PS if you want to do it the fast way without my convoluted approach, start with a click or a basic beat, then lay down a scratch guitar/vocal track, then a bass track, THEN do the rhythm track (you absolutely need the bass track to get the kick drum right), then start tracking for real.
posted by unSane at 7:25 PM on November 1, 2010


great, thank you for all the details unsane. I'm excited to try again tonight and see if I can come up with a process that works. one of these days I'll have something to actually post on mefi music.
posted by Post-it Goat at 10:11 AM on November 2, 2010


post it anyway man - we don't bite.
posted by MajorDundee at 12:07 PM on November 2, 2010


Well...gotta get more than 20 seconds recorded first. :)
posted by Post-it Goat at 1:22 PM on November 2, 2010


Most of the time my approach is pretty much what InfidelZombie said up top: I lay down a metronome track, record a scratch track against that (either vox and guitar or a piano track, whichever is going to be more useful for me when I'm drumming, often with me shouting out changes ahead of time too if the arrangement isn't already totally totally drilled into my head), record drums against those, and then rip out the scratch track whenever I'm moving on to replacing it with the real instrumentation and vocals.
posted by cortex at 12:26 PM on November 3, 2010


last night was pretty successful.
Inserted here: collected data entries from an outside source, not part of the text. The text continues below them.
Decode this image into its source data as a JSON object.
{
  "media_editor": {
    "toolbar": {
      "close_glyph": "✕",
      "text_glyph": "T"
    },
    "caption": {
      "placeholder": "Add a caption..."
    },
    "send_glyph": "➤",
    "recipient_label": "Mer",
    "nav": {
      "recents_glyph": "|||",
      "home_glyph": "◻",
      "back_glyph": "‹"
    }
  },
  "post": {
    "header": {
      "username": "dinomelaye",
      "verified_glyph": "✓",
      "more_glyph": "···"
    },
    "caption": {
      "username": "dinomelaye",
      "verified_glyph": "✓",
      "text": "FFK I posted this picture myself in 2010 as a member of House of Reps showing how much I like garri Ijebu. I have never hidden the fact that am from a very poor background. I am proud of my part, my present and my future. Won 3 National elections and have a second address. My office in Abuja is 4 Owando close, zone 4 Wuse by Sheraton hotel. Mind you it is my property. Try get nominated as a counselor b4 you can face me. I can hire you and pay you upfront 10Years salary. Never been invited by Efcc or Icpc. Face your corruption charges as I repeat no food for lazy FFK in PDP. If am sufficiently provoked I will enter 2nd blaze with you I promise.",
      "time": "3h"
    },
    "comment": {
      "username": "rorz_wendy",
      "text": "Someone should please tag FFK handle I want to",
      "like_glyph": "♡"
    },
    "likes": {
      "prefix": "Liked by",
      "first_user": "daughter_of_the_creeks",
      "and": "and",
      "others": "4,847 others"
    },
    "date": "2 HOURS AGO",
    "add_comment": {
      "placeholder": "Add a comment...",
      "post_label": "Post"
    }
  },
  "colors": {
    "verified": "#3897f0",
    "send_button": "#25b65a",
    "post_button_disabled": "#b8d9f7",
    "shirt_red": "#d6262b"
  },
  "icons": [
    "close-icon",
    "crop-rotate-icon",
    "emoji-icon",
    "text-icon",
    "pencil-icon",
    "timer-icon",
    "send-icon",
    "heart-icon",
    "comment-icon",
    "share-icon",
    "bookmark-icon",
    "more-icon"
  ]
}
I ditched the idea of recording the whole drum track and just did a few bars, then copy/pasted them for a few minutes. after that I "sang" the vocals and some of the guitar parts to get an idea of where everything was supposed to go. then I was able to pretty quickly put in some actual rough instruments and didn't have much trouble figuring out when to stop and start. I figure I'll redo just about everything I did but since the rough guides are there it should be no problem. so, that was about 100 times smarter than what I was trying before. the key for me was copy/pasting the drums and putting down a vocal track, which hadn't occurred to me because I can't sing at all, but it really helped. so thanks again!